Iran denies plot to kill Saudi ambassador

IRAN’S President Mahmoud Ahmadinejad has dismissed US accusations that Iranian government agents plotted to kill the Saudi ambassador in the United States.

Iran denies plot to kill Saudi ambassador

“Iran is a civilised nation and doesn’t need to resort to assassination,” Mr Ahmadinejad said. “Terror belongs to you.”

Two men, including a member of Iran’s special foreign actions unit known as the Quds Force, have been charged in New York federal court with conspiring to kill the Saudi diplomat, Adel Al-Jubeir. Iranian officials have consistently denied the allegations since they first emerged last week.

Mr Ahmadinejad’s statements, and similar remarks by Supreme Leader Ayatollah Ali Khamenei, are the first made by the country’s two highest leaders.

Mr Khamenei, who has the final say on all state matters in Iran, said the US seeks to bring greater pressure on Iran through making unsubstantiated claims.

“They (Americans) conduct such conspiracies against us frequently, which are all useless and ineffective. They say that they want to isolate Iran, but they have become isolated themselves,” Mr Khamenei said. “By attributing an absurd and meaningless accusation to a few Iranians, they tried . . . to show that Iran is a supporter of terrorism . . . This conspiracy didn’t work and won’t work.”

In a formal statement, the Iranian government said it has no connection to Manssor Arbabsiar, the man arrested in the alleged plot.

“Unilaterally announcing accusations without showing documentation and creating a media wave against Iran is in no way compatible with legal logic, and can only be a purely media and political show,” it said.

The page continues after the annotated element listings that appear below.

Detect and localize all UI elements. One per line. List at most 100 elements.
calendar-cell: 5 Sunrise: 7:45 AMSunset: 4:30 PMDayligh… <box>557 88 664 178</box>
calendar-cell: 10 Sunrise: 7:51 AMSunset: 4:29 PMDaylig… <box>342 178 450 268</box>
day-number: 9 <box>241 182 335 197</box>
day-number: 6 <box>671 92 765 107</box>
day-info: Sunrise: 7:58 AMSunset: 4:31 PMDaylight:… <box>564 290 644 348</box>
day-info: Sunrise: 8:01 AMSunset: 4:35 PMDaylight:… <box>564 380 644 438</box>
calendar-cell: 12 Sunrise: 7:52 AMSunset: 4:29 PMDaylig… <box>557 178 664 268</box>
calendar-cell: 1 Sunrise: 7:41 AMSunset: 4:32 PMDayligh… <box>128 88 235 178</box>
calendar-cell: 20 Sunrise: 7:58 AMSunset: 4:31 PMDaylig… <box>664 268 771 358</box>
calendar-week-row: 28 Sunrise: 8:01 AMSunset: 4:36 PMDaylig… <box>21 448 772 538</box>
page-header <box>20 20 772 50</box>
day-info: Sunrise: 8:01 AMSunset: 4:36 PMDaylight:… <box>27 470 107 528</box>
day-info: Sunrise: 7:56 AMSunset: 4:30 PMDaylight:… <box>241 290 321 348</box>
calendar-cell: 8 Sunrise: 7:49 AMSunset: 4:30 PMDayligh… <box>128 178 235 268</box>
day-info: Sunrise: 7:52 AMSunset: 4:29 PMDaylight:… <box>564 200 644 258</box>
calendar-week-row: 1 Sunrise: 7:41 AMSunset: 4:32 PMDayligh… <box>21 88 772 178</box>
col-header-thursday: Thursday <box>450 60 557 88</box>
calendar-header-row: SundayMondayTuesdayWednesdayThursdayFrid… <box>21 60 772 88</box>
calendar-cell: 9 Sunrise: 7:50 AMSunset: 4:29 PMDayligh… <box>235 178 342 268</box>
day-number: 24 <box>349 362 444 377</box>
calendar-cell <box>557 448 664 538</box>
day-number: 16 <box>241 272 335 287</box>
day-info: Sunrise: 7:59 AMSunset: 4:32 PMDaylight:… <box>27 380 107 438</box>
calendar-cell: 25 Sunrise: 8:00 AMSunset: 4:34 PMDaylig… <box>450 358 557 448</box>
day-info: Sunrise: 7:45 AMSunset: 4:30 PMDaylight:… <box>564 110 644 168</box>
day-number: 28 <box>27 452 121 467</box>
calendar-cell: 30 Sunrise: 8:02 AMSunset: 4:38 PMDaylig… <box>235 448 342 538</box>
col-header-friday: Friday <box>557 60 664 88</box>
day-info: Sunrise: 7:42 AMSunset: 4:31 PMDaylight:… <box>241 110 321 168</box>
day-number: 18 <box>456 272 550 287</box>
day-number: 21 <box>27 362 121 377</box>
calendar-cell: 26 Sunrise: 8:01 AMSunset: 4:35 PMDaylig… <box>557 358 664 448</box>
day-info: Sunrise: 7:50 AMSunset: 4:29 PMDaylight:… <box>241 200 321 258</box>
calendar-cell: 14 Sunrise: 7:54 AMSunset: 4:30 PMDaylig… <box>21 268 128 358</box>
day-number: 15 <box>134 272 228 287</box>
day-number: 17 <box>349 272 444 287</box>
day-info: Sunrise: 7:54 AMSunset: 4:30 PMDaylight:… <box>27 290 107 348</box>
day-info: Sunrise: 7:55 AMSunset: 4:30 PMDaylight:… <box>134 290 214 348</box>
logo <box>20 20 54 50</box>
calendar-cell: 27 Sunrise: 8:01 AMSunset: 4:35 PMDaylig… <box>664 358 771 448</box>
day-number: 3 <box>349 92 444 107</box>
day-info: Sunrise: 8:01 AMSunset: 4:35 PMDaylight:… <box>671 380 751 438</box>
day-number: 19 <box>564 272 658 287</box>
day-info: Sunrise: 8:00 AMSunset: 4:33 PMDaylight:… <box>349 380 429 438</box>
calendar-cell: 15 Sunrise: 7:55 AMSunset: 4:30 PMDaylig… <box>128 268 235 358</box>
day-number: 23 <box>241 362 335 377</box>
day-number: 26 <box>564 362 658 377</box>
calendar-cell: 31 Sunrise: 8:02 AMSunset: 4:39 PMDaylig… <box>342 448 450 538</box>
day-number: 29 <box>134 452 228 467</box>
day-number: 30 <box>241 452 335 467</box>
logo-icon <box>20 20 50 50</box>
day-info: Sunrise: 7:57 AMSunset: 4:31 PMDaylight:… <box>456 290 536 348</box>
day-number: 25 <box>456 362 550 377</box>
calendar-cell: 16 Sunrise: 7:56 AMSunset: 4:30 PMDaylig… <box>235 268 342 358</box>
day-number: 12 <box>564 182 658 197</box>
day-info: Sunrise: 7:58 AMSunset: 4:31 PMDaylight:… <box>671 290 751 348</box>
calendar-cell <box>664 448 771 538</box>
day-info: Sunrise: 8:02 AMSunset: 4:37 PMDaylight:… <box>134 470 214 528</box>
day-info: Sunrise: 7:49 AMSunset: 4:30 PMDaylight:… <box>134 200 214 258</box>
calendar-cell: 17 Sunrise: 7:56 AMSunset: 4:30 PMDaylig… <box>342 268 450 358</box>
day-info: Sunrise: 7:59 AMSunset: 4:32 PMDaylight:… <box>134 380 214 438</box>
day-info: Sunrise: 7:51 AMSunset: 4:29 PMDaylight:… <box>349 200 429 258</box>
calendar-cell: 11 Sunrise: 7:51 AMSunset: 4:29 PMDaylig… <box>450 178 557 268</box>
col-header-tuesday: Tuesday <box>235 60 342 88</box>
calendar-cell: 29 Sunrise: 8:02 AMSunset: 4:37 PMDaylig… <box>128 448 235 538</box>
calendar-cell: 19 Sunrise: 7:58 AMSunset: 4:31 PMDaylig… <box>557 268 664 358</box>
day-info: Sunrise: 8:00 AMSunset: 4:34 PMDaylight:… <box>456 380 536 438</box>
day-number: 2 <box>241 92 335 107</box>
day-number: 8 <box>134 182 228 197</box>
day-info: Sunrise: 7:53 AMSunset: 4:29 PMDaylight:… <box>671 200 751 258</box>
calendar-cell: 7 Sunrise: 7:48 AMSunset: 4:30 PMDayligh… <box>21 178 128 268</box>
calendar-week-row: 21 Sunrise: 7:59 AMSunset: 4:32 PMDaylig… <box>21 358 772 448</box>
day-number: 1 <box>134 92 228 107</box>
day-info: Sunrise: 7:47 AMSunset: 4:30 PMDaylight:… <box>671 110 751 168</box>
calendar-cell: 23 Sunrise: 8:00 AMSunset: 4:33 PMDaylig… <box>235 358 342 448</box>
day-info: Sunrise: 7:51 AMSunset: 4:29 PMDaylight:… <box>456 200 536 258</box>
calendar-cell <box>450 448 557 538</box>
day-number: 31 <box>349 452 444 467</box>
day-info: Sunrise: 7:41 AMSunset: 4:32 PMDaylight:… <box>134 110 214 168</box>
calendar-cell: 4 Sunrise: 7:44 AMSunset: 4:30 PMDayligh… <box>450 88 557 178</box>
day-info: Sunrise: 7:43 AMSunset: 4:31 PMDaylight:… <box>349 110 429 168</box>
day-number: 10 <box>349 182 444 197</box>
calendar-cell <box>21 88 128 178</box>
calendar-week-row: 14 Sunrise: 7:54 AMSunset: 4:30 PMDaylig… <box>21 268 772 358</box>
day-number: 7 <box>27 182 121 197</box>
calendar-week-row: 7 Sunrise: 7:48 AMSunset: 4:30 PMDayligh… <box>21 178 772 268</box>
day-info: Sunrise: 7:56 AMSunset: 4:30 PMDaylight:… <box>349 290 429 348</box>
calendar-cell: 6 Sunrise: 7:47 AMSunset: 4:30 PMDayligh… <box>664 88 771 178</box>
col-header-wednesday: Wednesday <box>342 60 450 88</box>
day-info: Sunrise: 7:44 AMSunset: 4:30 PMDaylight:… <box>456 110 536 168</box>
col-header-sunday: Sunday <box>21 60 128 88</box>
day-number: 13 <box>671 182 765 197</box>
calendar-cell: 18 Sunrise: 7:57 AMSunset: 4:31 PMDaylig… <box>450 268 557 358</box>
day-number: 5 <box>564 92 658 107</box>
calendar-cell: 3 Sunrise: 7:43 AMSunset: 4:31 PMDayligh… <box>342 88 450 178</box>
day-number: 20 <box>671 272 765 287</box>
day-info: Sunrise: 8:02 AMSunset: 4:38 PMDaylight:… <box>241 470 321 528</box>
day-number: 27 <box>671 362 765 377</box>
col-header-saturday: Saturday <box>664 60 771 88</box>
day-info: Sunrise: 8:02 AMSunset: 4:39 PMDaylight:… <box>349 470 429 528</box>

President Barack Obama said the US will support all of its allegations that Iran was directly involved in a plot to kill Mr Al-Jubeir.

Manssor Arbabsiar, who is in custody in New York, is a 56-year-old naturalised US citizen who also had an Iranian passport. In May 2011, the criminal complaint says, he approached someone he believed to be a member of the vicious Mexican narco-terror group, Los Zetas, for help with an attack on a Saudi embassy. The man he approached turned out to be an informant for US drug agents, it says.